Cybercouture: Transformations of Body and Identity Anneke Smelik
Whereas in previous decades fashion’s primary concern was brand identity, today the focus appears to have shifted to other values than luxury and consumption. New technologies have made possible personalised silhouettes and industrial production of single unique garments. What will these developments mean for the future of fashion?
One of the exciting new fields in the creative industry is the integration of fashion and technology. Wiring complex systems of microprocessors, motors, sensors, solar panels, (O)LEDs or interactive interfaces into the fabric, textile or clothing turns them into smart garments. Designers experiment with these ‘smart materials’ to create thrilling examples, like a dress that connects you to twitter, a catsuit that visualises your emotions, or trousers that change colour or measure your vital functions. I use the labels ‘wearable technology’ or ‘wearables’ interchangeably, but I actually prefer the term ‘fashionable technology’, following Sabine Seymour (2009), to bring the field of advanced technology more decidedly to the field of fashion. I reserve the term ‘cybercouture’ (Smelik, 2012) for the futuristic look of the performative and artistic kind of designs that I discuss in this paper.

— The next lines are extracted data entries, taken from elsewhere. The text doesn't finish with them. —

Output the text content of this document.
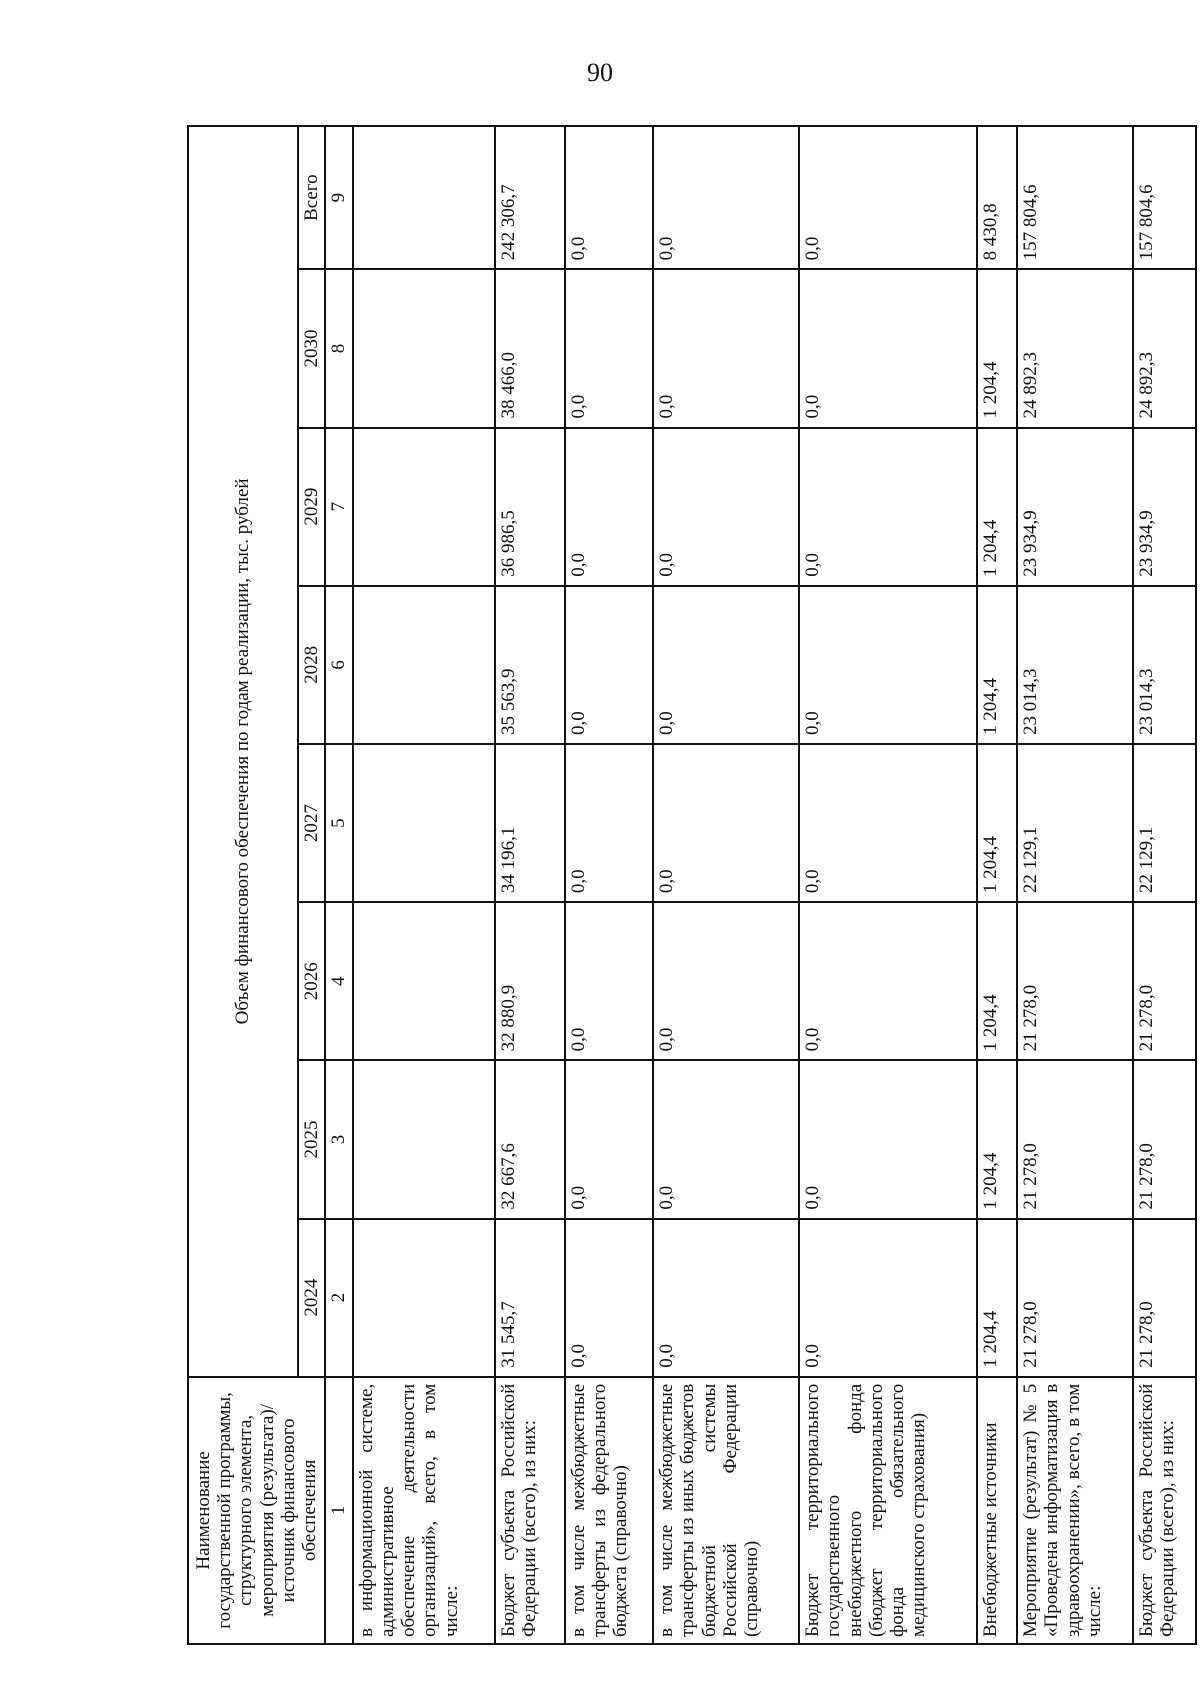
90
Наименование государственной программы, структурного элемента, мероприятия (результата)/источник финансового обеспечения	Объем финансового обеспечения по годам реализации, тыс. рублей							
	2024	2025	2026	2027	2028	2029	2030	Всего
1	2	3	4	5	6	7	8	9
в информационной системе, административное обеспечение деятельности организаций», всего, в том числе:								
Бюджет субъекта Российской Федерации (всего), из них:	31 545,7	32 667,6	32 880,9	34 196,1	35 563,9	36 986,5	38 466,0	242 306,7
в том числе межбюджетные трансферты из федерального бюджета (справочно)	0,0	0,0	0,0	0,0	0,0	0,0	0,0	0,0
в том числе межбюджетные трансферты из иных бюджетов бюджетной системы Российской Федерации (справочно)	0,0	0,0	0,0	0,0	0,0	0,0	0,0	0,0
Бюджет территориального государственного внебюджетного фонда (бюджет территориального фонда обязательного медицинского страхования)	0,0	0,0	0,0	0,0	0,0	0,0	0,0	0,0
Внебюджетные источники	1 204,4	1 204,4	1 204,4	1 204,4	1 204,4	1 204,4	1 204,4	8 430,8
Мероприятие (результат) № 5 «Проведена информатизация в здравоохранении», всего, в том числе:	21 278,0	21 278,0	21 278,0	22 129,1	23 014,3	23 934,9	24 892,3	157 804,6
Бюджет субъекта Российской Федерации (всего), из них:	21 278,0	21 278,0	21 278,0	22 129,1	23 014,3	23 934,9	24 892,3	157 804,6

Interestingly, Dutch artists and designers like Pauline van Dongen, Iris van Herpen, Bart Hess, Aniela Hoitink, Daan Roosegaarde, Marina Toeters, Karin Vlug and Anouk Wipprecht and form the vanguard in the international field of fashionable technology. In this short paper I evaluate how the integration of fashion and technology changes the cultural value of fashion, especially in the transformative relation to the human body and identity.
The notion of materiality allows us to focus on the actual matter of technology and how our – material – bodies relate, often intimately, to the technical objects that enhance our clothes and our selves (Rocamora and Smelik, 2015). There is no doubt that technological innovations will have a deep impact on the meaning and communication of clothes and fashion. If technologically enhanced clothes can measure temperatures, chemical processes or vital functions, sense movement and position, or have expressive qualities, they will change the relation of the wearers to themselves as well as transform the communication to and with others.
The fact that the garments are worn on the body increases the urgency to take into account the body’s materiality.
Perhaps fashionable technology can develop ways of integrating the body’s tactility and sensitivity into the design. This is where I think the futuristic designs of van Dongen, van Herpen and Hess can help us to shape and change our identities differently.